Our findings led us to the brand position: The Possibility Movement – Bringing individual and communities together to show middle school students what’s possible for their unique future. Everyone can get behind this idea. Not only was it cool for kids, but it was compelling for donors and schools, and exciting for parents and mentors.
Along with the positioning we developed a corresponding personality to match the energy of the possibility movement – one which would be inclusive and accessible of many stakeholders regardless of their background or education level. We also evolved the brand and product architecture to bring the separate regional brands under a One Spark strategy. This way, Spark could streamline its communications, better organize its initiatives and programs, and safe costs in the process.

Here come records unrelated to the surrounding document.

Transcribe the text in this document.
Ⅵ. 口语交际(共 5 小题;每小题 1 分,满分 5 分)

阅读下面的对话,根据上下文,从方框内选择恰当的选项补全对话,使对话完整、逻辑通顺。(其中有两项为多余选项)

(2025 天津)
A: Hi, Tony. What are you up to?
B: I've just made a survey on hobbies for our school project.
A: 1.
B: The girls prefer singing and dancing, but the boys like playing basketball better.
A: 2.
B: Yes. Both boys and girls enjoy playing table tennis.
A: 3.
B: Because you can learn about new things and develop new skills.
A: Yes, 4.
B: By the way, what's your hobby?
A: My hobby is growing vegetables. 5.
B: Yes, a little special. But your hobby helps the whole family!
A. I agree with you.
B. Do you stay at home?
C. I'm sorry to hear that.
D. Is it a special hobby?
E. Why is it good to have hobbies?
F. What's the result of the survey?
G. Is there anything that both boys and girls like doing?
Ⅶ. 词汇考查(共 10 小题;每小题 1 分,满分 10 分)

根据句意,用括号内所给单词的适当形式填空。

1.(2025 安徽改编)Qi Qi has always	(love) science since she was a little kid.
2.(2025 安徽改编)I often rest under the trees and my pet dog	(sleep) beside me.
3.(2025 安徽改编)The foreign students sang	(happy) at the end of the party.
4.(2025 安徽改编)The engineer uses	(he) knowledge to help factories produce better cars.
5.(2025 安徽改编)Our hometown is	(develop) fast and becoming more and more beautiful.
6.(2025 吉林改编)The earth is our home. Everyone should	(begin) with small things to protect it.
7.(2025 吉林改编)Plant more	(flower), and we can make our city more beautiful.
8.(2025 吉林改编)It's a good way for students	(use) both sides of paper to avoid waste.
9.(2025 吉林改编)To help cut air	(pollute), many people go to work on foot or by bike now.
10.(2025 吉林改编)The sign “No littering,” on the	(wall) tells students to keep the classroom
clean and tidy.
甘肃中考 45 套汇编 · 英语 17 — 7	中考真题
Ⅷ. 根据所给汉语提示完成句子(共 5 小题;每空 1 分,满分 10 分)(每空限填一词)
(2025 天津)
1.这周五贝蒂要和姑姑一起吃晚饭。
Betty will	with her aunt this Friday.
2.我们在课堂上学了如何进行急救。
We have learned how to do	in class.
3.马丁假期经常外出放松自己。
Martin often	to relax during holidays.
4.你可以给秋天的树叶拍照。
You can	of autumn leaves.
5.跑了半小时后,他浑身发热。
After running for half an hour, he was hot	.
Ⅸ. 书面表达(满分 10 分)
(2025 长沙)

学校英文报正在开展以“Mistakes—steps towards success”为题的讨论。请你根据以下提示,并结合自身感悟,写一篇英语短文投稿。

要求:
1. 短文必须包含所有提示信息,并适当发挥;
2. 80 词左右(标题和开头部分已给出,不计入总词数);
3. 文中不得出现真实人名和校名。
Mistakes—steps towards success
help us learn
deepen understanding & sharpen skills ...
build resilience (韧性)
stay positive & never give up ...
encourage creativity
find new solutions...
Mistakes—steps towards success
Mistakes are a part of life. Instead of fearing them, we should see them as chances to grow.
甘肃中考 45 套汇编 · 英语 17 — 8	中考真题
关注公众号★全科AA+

We developed a Visual System and logo to reflect the refreshed brand and personality. Since there was no full time, in house designer, we designed hand drawn patterns, simple iconography, and a cohesive photography style for seamless implementation.
To ensure consistent application of the brand in the future, we developed brand guidelines and held brand trainings and exercises with Spark employees to explain the brand. We then brought all of the pieces to life in a newly developed website and additional marketing collateral.

Outcome

As a result of the program, Spark employees have been more engaged and inspired, and the internal culture of the organization has been reinvigorated. More than ever, students are proud of their involvement with Spark, and more importantly, are eager to talk about it.
With a consistent and compelling brand story, Spark is equipped with the understanding and vision to hold productive conversations with potential donors, and work more collaboratively in support of the “One Spark” strategy.